For instance, this recent piece in The Atlantic

Marijuana Is Too Strong Now

No surprise here, because that’s usually the way things develop when we’re dealing with mood altering drugs– as their tolerance increases, users require more and stronger doses to get the same effect they once got from lesser amounts. Eventually, signs of dependence may emerge, in the form of withdrawal symptoms, and the user’s motivation undergoes an important transformation: from a simple desire to get high, relax, etc., to a pressing need to relieve the pain of withdrawal.

It’s a process that applies not just to cannabis but to opioids, sedatives, alcohol.

As time passes, the marketplace changes to reflect the changing needs of the users. “People who report smoking more than 25 times a month make up about a third of marijuana users,” the article asserts, “but account for about two-thirds of all marijuana consumption.” The so-called ‘heavy users’. They need stronger products. “Thirty percent THC is the new 20 percent.”

Curiously, this shift favors the larger, better funded firms, not the Mom and Pop vendors who initially populated the marketplace.

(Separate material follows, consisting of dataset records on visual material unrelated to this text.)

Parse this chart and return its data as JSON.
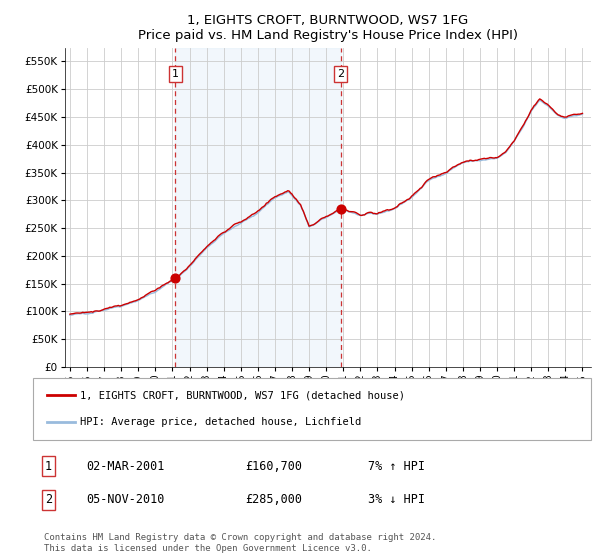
{
  "title": "1, EIGHTS CROFT, BURNTWOOD, WS7 1FG",
  "subtitle": "Price paid vs. HM Land Registry's House Price Index (HPI)",
  "legend_entry1": "1, EIGHTS CROFT, BURNTWOOD, WS7 1FG (detached house)",
  "legend_entry2": "HPI: Average price, detached house, Lichfield",
  "sale1_date": "02-MAR-2001",
  "sale1_price": "£160,700",
  "sale1_hpi": "7% ↑ HPI",
  "sale1_year": 2001.17,
  "sale1_value": 160700,
  "sale2_date": "05-NOV-2010",
  "sale2_price": "£285,000",
  "sale2_hpi": "3% ↓ HPI",
  "sale2_year": 2010.84,
  "sale2_value": 285000,
  "copyright_text": "Contains HM Land Registry data © Crown copyright and database right 2024.\nThis data is licensed under the Open Government Licence v3.0.",
  "line1_color": "#cc0000",
  "line2_color": "#99bbdd",
  "marker_color": "#cc0000",
  "vline_color": "#cc3333",
  "shade_color": "#cce0f5",
  "background_color": "#ffffff",
  "grid_color": "#cccccc",
  "ylim": [
    0,
    575000
  ],
  "xlim_start": 1994.7,
  "xlim_end": 2025.5,
  "yticks": [
    0,
    50000,
    100000,
    150000,
    200000,
    250000,
    300000,
    350000,
    400000,
    450000,
    500000,
    550000
  ],
  "ytick_labels": [
    "£0",
    "£50K",
    "£100K",
    "£150K",
    "£200K",
    "£250K",
    "£300K",
    "£350K",
    "£400K",
    "£450K",
    "£500K",
    "£550K"
  ],
  "xticks": [
    1995,
    1996,
    1997,
    1998,
    1999,
    2000,
    2001,
    2002,
    2003,
    2004,
    2005,
    2006,
    2007,
    2008,
    2009,
    2010,
    2011,
    2012,
    2013,
    2014,
    2015,
    2016,
    2017,
    2018,
    2019,
    2020,
    2021,
    2022,
    2023,
    2024,
    2025
  ]
}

The big players merge with or acquire local brands, then aggressively lobby politicians to restrict (or even prohibit) competition from independent businesses.

How best to rectify the problem? The Atlantic piece concludes with an unusual recommendation. Instead of rescheduling cannabis, deschedule the drug. treating it the way we treat other hazardous products like alcohol and tobacco.

“Such a change,” the writer suggests, “would ideally allow the federal government, particularly the Food and Drug Administration, the power to regulate marijuana in the same way they regulate other uncontrolled substances– by overseeing packaging, advertising, and distribution. Sellers could be required to create clear, standardized nutrition-fact-style labels that indicate true THC percentage, recommended dosages, and professional suggestions for what to do in the case of a bad high.”

It’s an interesting idea, but from what I can observe, the current version of the FDA is in no shape to pull off a coup like that. Their attention is on other issues. My guess: Rather than solving a problem, we’d just create a whole bunch of new ones.

My hope is that that at some future point, society will recognize that commercial cannabis is indeed a mess, and make a serious attempt to set things right.

That’s unfortunately not the direction things appear to be heading at the moment, however.